The 'phone rang tonight. I was up to my elbows in dishwater but I rinsed off quickly and checked the Caller ID. It was a 408 area code, unknown name. Could it be a friend or relative on a cellphone? I answered.
"Is this William East?" she asked. She had me. What could I do? She had gotten me on the first try, I was nailed. "This is he" I answered.
"This is Carol Something or Other" she said, "From Republicans for Some Damn Thing." (I confess - I wasn't paying her my complete attention.) And then the interrogation started, without preamble or preparation:
"Do you believe the greatest challenge facing America today is..." followed by a list of social, probably Democrat-inspired, ills. I let her rattle them all off. I paused for a moment and answered "I believe the greatest problem in America today is people not respecting the Do Not Call list."

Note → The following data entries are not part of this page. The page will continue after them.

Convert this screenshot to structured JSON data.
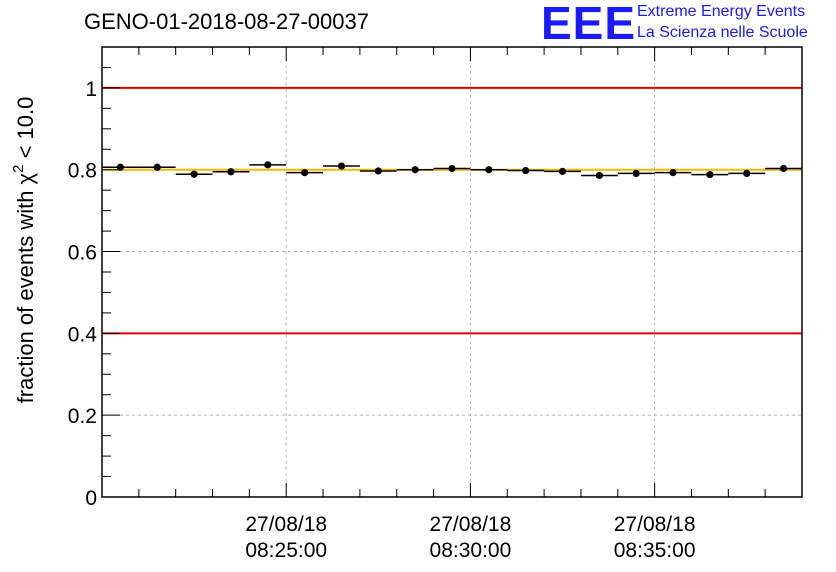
{
  "header": {
    "title": "GENO-01-2018-08-27-00037"
  },
  "logo": {
    "mark": "EEE",
    "line1": "Extreme Energy Events",
    "line2": "La Scienza nelle Scuole",
    "color": "#1a1aff"
  },
  "chart_data": {
    "type": "scatter",
    "title": "GENO-01-2018-08-27-00037",
    "ylabel_prefix": "fraction of events with ",
    "ylabel_symbol": "χ",
    "ylabel_sup": "2",
    "ylabel_suffix": " < 10.0",
    "xlabel": "",
    "ylim": [
      0,
      1.1
    ],
    "yticks": [
      0,
      0.2,
      0.4,
      0.6,
      0.8,
      1
    ],
    "ytick_labels": [
      "0",
      "0.2",
      "0.4",
      "0.6",
      "0.8",
      "1"
    ],
    "xlim": [
      "27/08/18 08:20:00",
      "27/08/18 08:39:00"
    ],
    "xticks": [
      {
        "time": "27/08/18 08:25:00",
        "date": "27/08/18",
        "clock": "08:25:00"
      },
      {
        "time": "27/08/18 08:30:00",
        "date": "27/08/18",
        "clock": "08:30:00"
      },
      {
        "time": "27/08/18 08:35:00",
        "date": "27/08/18",
        "clock": "08:35:00"
      }
    ],
    "grid": true,
    "reference_lines": [
      {
        "y": 1.0,
        "color": "#e00000"
      },
      {
        "y": 0.4,
        "color": "#e00000"
      },
      {
        "y": 0.8,
        "color": "#f5b800"
      }
    ],
    "series": [
      {
        "marker_color": "#000000",
        "bins": [
          {
            "start": "08:20:00",
            "end": "08:21:00",
            "y": 0.806
          },
          {
            "start": "08:21:00",
            "end": "08:22:00",
            "y": 0.806
          },
          {
            "start": "08:22:00",
            "end": "08:23:00",
            "y": 0.789
          },
          {
            "start": "08:23:00",
            "end": "08:24:00",
            "y": 0.795
          },
          {
            "start": "08:24:00",
            "end": "08:25:00",
            "y": 0.812
          },
          {
            "start": "08:25:00",
            "end": "08:26:00",
            "y": 0.793
          },
          {
            "start": "08:26:00",
            "end": "08:27:00",
            "y": 0.809
          },
          {
            "start": "08:27:00",
            "end": "08:28:00",
            "y": 0.797
          },
          {
            "start": "08:28:00",
            "end": "08:29:00",
            "y": 0.8
          },
          {
            "start": "08:29:00",
            "end": "08:30:00",
            "y": 0.803
          },
          {
            "start": "08:30:00",
            "end": "08:31:00",
            "y": 0.8
          },
          {
            "start": "08:31:00",
            "end": "08:32:00",
            "y": 0.798
          },
          {
            "start": "08:32:00",
            "end": "08:33:00",
            "y": 0.796
          },
          {
            "start": "08:33:00",
            "end": "08:34:00",
            "y": 0.786
          },
          {
            "start": "08:34:00",
            "end": "08:35:00",
            "y": 0.791
          },
          {
            "start": "08:35:00",
            "end": "08:36:00",
            "y": 0.793
          },
          {
            "start": "08:36:00",
            "end": "08:37:00",
            "y": 0.788
          },
          {
            "start": "08:37:00",
            "end": "08:38:00",
            "y": 0.791
          },
          {
            "start": "08:38:00",
            "end": "08:39:00",
            "y": 0.803
          }
        ]
      }
    ]
  }
}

Carol was not a fan of witty repartee. Things got snippy, in a hurry. "We are exempt from that. Thank you for your time." And an immediate disconnect. Our chance for dialogue, seconds ago pregnant with possibility, had ended. So Carol, here's my response to you. Maybe you'll read it when you're looking for a Dead Milkmen fan page some day:
Yes Carol, I do know that when the political leaders of these great United States enacted the Do Not Call list, they somehow managed to exempt themselves, not to mention telephone surveyors such as yourself from its provisions. Rick Santorum can call me three times a day, morning noon and night, to sell me snake oil, hot air or empty promises. And then he can hire you, Carol, to call and find out what I think he should tell me he believes in so he won't slip up and speak his own mind.
But the thing is, here's this resource available to you, of people who are cranky enough about getting called in the middle of peak dishwashing hours that they took the time to visit a web site and give their full name and telephone number in the hope, however small, that they'll just be left alone. And you're not going to avail yourself of that? Are people who don't want unsolicited sales calls particularly good resources for the surveying community?
I realize it's not you personally, Carol, who thought I should be probed for my opinion on the state of the world as it is but some high-up chief survey manager at Republicans for Some Damn Thing with a database, perhaps borrowed from the Republican Party, of names and numbers. Didn't that manager ever wonder if by pestering the above-mentioned cranks at home his organization, and by association Republicans in general, might lose some of their appeal to poor misanthropes such as myself? And why is it that no-one stopped to wonder whether (and this is probably the most serious point in this whole overreaction of mine) that which is not forbidden might still not be the right thing to do?
If you can't guess, Carol, I've been thinking about this for a little while. Why don't you think about it and get back to me on it? You've got my number.